Hong Kong is closer to China than the U.S. in its loss of freedoms as well as its coronavirus response. In July an outbreak was (perhaps erroneously) blamed on foreign airline crew, exempt from quarantine, visiting the city. Most countries exempt airline crew from quarantine requirements, but Hong Kong no longer does, requiring testing on arrival and sequestering themselves from locals.
Shortly after new rules were imposed FedEx pilots called for a halt to operations to and from Hong Kong while UPS pilots sought the right to opt out of Bangkok assignments.
A group of British Airways flight attendants have found themselves ensnared in Hong Kong’s ever-changing rules, held in government quarantine for 14 days.
Flight Attendant Ellie Freeman Worked BA Flight 31
One flight attendant tested positive on arrival. That person is supposed to be taken to a medical facility. But even though other crewmembers tested negative, BA employees “were marched from their hotel and taken to a [government quarantine] compound.” Oddly, pilots from the Monday’s flight BA31 were allowed to return to London.
- The flight attendant who tested positive is asymptomatic, and “is locked in with CCTV watching her.”
- The rest of the cabin crew are being held in a compound that the British Airways pilots union says has “dangerous electrical wiring and blocked fire escapes.” Members of the Mixed Fleet crew were taken from the SkyCity Marriott near the airport.
Footage shared to social media by Ellie Freeman, a stewardess currently confined to the “prison-like” isolation centre, shows the basic bedrooms allocated to staff equipped with a tiny bathroom housing a shower head and a plastic tub for bathing.
……In a rant on Snapchat she told how she had been given just 30 minutes notice to pack essentials before crew were carted off to “a literal concentration camp”.

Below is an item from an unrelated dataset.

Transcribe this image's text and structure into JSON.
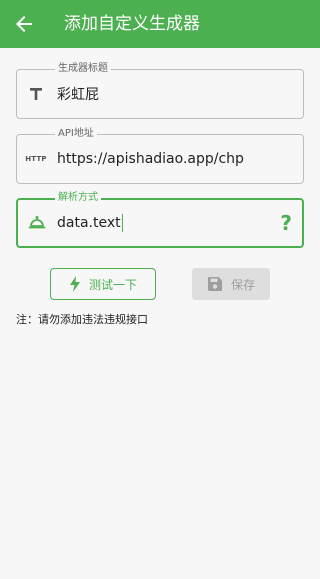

Staff were fed cups of noodles and crackers and had to select their fortnight’s worth of meals from a grim menu featuring mainly boiled eggs and vegetables.

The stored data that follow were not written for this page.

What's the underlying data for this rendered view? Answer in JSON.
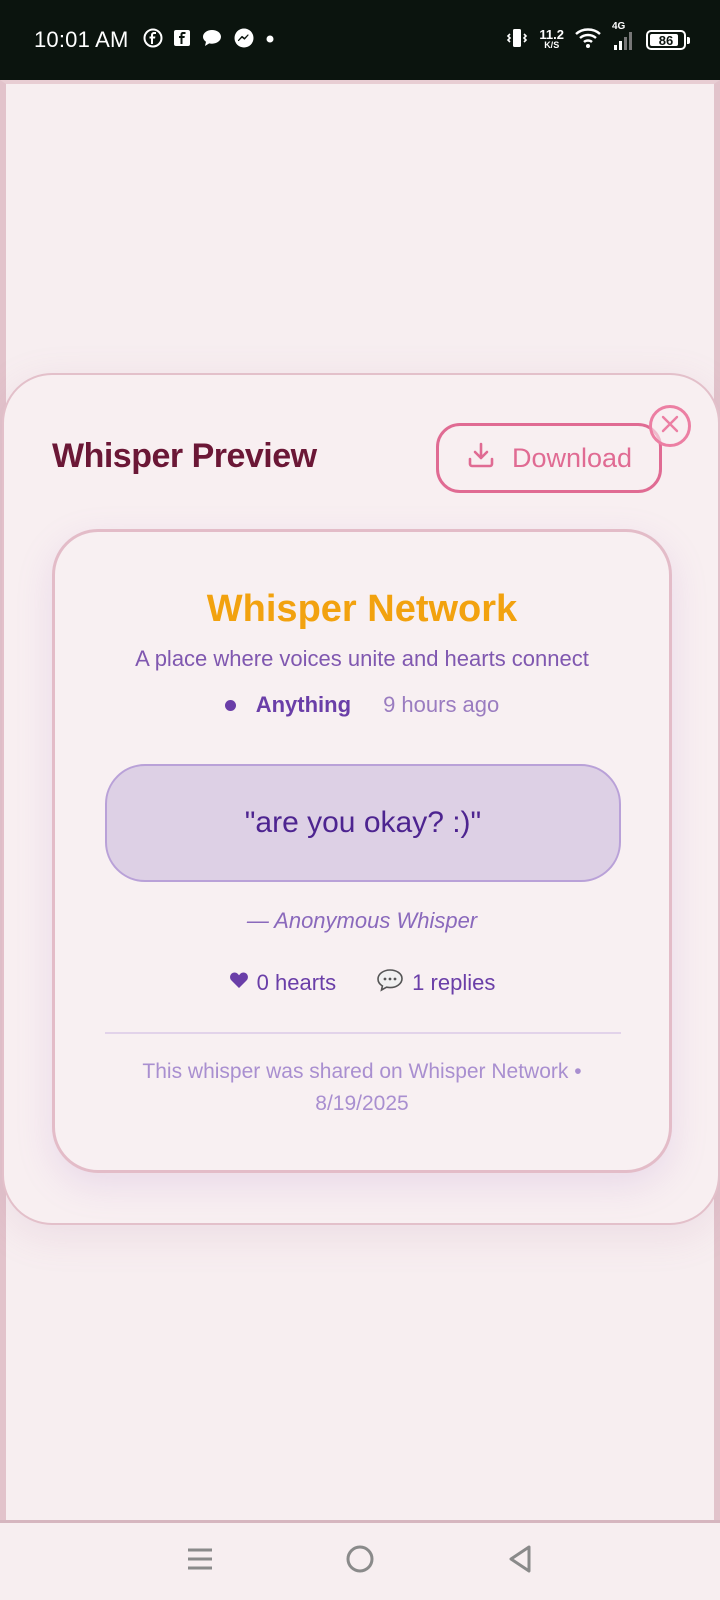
{
  "status_bar": {
    "time": "10:01 AM",
    "net_speed_value": "11.2",
    "net_speed_unit": "K/S",
    "network_type": "4G",
    "battery_level": "86",
    "notification_icons": [
      "facebook-icon",
      "facebook-page-icon",
      "chat-bubble-icon",
      "messenger-icon",
      "dot-icon"
    ]
  },
  "modal": {
    "title": "Whisper Preview",
    "download_label": "Download"
  },
  "card": {
    "brand": "Whisper Network",
    "tagline": "A place where voices unite and hearts connect",
    "category": "Anything",
    "time_ago": "9 hours ago",
    "quote": "\"are you okay? :)\"",
    "attribution": "— Anonymous Whisper",
    "hearts": "0 hearts",
    "replies": "1 replies",
    "footer": "This whisper was shared on Whisper Network • 8/19/2025"
  },
  "colors": {
    "title": "#6b1736",
    "accent_pink": "#e06b93",
    "brand_orange": "#f2a20f",
    "purple": "#6a3ea8"
  }
}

- Quarantine expenses are on the cabin crew, “a single sanitary towel” costs ~ US$8. However “[a]irline executives have arranged for toiletries and pyjamas to be sent” to them.

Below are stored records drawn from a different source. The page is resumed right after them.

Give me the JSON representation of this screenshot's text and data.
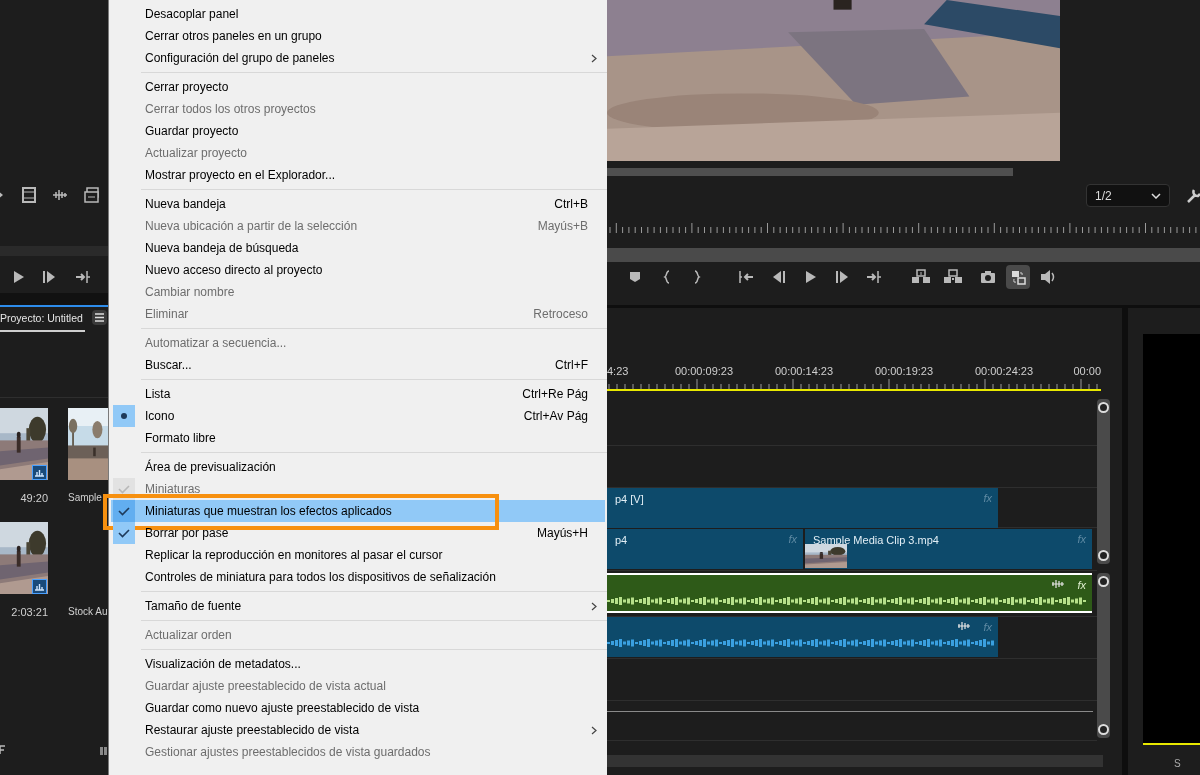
{
  "menu": {
    "groups": [
      {
        "items": [
          {
            "label": "Desacoplar panel",
            "disabled": false,
            "checked": false,
            "submenu": false,
            "selected": false,
            "annotated": false
          },
          {
            "label": "Cerrar otros paneles en un grupo",
            "disabled": false,
            "checked": false,
            "submenu": false,
            "selected": false,
            "annotated": false
          },
          {
            "label": "Configuración del grupo de paneles",
            "disabled": false,
            "checked": false,
            "submenu": true,
            "selected": false,
            "annotated": false
          }
        ]
      },
      {
        "items": [
          {
            "label": "Cerrar proyecto",
            "disabled": false,
            "checked": false,
            "submenu": false,
            "selected": false,
            "annotated": false
          },
          {
            "label": "Cerrar todos los otros proyectos",
            "disabled": true,
            "checked": false,
            "submenu": false,
            "selected": false,
            "annotated": false
          },
          {
            "label": "Guardar proyecto",
            "disabled": false,
            "checked": false,
            "submenu": false,
            "selected": false,
            "annotated": false
          },
          {
            "label": "Actualizar proyecto",
            "disabled": true,
            "checked": false,
            "submenu": false,
            "selected": false,
            "annotated": false
          },
          {
            "label": "Mostrar proyecto en el Explorador...",
            "disabled": false,
            "checked": false,
            "submenu": false,
            "selected": false,
            "annotated": false
          }
        ]
      },
      {
        "items": [
          {
            "label": "Nueva bandeja",
            "shortcut": "Ctrl+B",
            "disabled": false,
            "checked": false,
            "submenu": false,
            "selected": false,
            "annotated": false
          },
          {
            "label": "Nueva ubicación a partir de la selección",
            "shortcut": "Mayús+B",
            "disabled": true,
            "checked": false,
            "submenu": false,
            "selected": false,
            "annotated": false
          },
          {
            "label": "Nueva bandeja de búsqueda",
            "disabled": false,
            "checked": false,
            "submenu": false,
            "selected": false,
            "annotated": false
          },
          {
            "label": "Nuevo acceso directo al proyecto",
            "disabled": false,
            "checked": false,
            "submenu": false,
            "selected": false,
            "annotated": false
          },
          {
            "label": "Cambiar nombre",
            "disabled": true,
            "checked": false,
            "submenu": false,
            "selected": false,
            "annotated": false
          },
          {
            "label": "Eliminar",
            "shortcut": "Retroceso",
            "disabled": true,
            "checked": false,
            "submenu": false,
            "selected": false,
            "annotated": false
          }
        ]
      },
      {
        "items": [
          {
            "label": "Automatizar a secuencia...",
            "disabled": true,
            "checked": false,
            "submenu": false,
            "selected": false,
            "annotated": false
          },
          {
            "label": "Buscar...",
            "shortcut": "Ctrl+F",
            "disabled": false,
            "checked": false,
            "submenu": false,
            "selected": false,
            "annotated": false
          }
        ]
      },
      {
        "kind": "radio",
        "items": [
          {
            "label": "Lista",
            "shortcut": "Ctrl+Re Pág",
            "disabled": false,
            "checked": false,
            "submenu": false,
            "selected": false,
            "annotated": false
          },
          {
            "label": "Icono",
            "shortcut": "Ctrl+Av Pág",
            "disabled": false,
            "checked": true,
            "submenu": false,
            "selected": false,
            "annotated": false
          },
          {
            "label": "Formato libre",
            "disabled": false,
            "checked": false,
            "submenu": false,
            "selected": false,
            "annotated": false
          }
        ]
      },
      {
        "items": [
          {
            "label": "Área de previsualización",
            "disabled": false,
            "checked": false,
            "submenu": false,
            "selected": false,
            "annotated": false
          },
          {
            "label": "Miniaturas",
            "disabled": true,
            "checked": true,
            "submenu": false,
            "selected": false,
            "annotated": false
          },
          {
            "label": "Miniaturas que muestran los efectos aplicados",
            "disabled": false,
            "checked": true,
            "submenu": false,
            "selected": true,
            "annotated": true
          },
          {
            "label": "Borrar por pase",
            "shortcut": "Mayús+H",
            "disabled": false,
            "checked": true,
            "submenu": false,
            "selected": false,
            "annotated": false
          },
          {
            "label": "Replicar la reproducción en monitores al pasar el cursor",
            "disabled": false,
            "checked": false,
            "submenu": false,
            "selected": false,
            "annotated": false
          },
          {
            "label": "Controles de miniatura para todos los dispositivos de señalización",
            "disabled": false,
            "checked": false,
            "submenu": false,
            "selected": false,
            "annotated": false
          }
        ]
      },
      {
        "items": [
          {
            "label": "Tamaño de fuente",
            "disabled": false,
            "checked": false,
            "submenu": true,
            "selected": false,
            "annotated": false
          }
        ]
      },
      {
        "items": [
          {
            "label": "Actualizar orden",
            "disabled": true,
            "checked": false,
            "submenu": false,
            "selected": false,
            "annotated": false
          }
        ]
      },
      {
        "items": [
          {
            "label": "Visualización de metadatos...",
            "disabled": false,
            "checked": false,
            "submenu": false,
            "selected": false,
            "annotated": false
          },
          {
            "label": "Guardar ajuste preestablecido de vista actual",
            "disabled": true,
            "checked": false,
            "submenu": false,
            "selected": false,
            "annotated": false
          },
          {
            "label": "Guardar como nuevo ajuste preestablecido de vista",
            "disabled": false,
            "checked": false,
            "submenu": false,
            "selected": false,
            "annotated": false
          },
          {
            "label": "Restaurar ajuste preestablecido de vista",
            "disabled": false,
            "checked": false,
            "submenu": true,
            "selected": false,
            "annotated": false
          },
          {
            "label": "Gestionar ajustes preestablecidos de vista guardados",
            "disabled": true,
            "checked": false,
            "submenu": false,
            "selected": false,
            "annotated": false
          }
        ]
      }
    ]
  },
  "project_panel": {
    "tab_title": "Proyecto: Untitled",
    "items": [
      {
        "duration": "49:20",
        "thumbnail": true
      },
      {
        "name": "Sample",
        "thumbnail": true
      },
      {
        "duration": "2:03:21",
        "thumbnail": true
      },
      {
        "name": "Stock Au",
        "thumbnail": false
      }
    ]
  },
  "program_monitor": {
    "resolution": "1/2"
  },
  "timeline": {
    "time_labels": [
      "4:23",
      "00:00:09:23",
      "00:00:14:23",
      "00:00:19:23",
      "00:00:24:23",
      "00:00"
    ],
    "clips": [
      {
        "kind": "video",
        "label": "p4 [V]",
        "badge": "fx",
        "selected": false,
        "thumbnail": false,
        "color": "#0d4a6b"
      },
      {
        "kind": "video",
        "label": "p4",
        "badge": "fx",
        "selected": false,
        "thumbnail": false,
        "color": "#0d4a6b"
      },
      {
        "kind": "video",
        "label": "Sample Media Clip 3.mp4",
        "badge": "fx",
        "selected": false,
        "thumbnail": true,
        "color": "#0d4a6b"
      },
      {
        "kind": "audio",
        "badge": "fx",
        "selected": true,
        "thumbnail": false,
        "color": "#2e5a18"
      },
      {
        "kind": "audio",
        "badge": "fx",
        "selected": false,
        "thumbnail": false,
        "color": "#0d4a6b"
      }
    ]
  },
  "meter_panel": {
    "label": "S"
  }
}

Quarantine Room, Credit: Ellie Freeman, Snapchat
Ellie Freeman, Snapchat
According to British Airways shrugs,
We are in regular contact with our crew who are quarantining in line with local Covid regulations, and providing extra supplies to make their stay as comfortable as possible.
We work closely with governments in every country we fly to, and will always put the safety and wellbeing of our teams and customers at the heart of everything we do.
I’ve written for months that the biggest risk in travel now is regime uncertainty. Rules can change from the time you plan a trip to when it comes time to travel. That’s true both for where you’re going, and for where you’ll return to – for instance a New Yorker may find that while they’re gone the place they’re staying is added to a quarantine list, requiring 14 days at home when they come back.
In Hong Kong quarantine isn’t 14 days at home, or even in a hotel as in Hawaii. It’s in a monitored government facility. And you can wind up there even if you don’t have Covid-19, merely traveling with someone who does.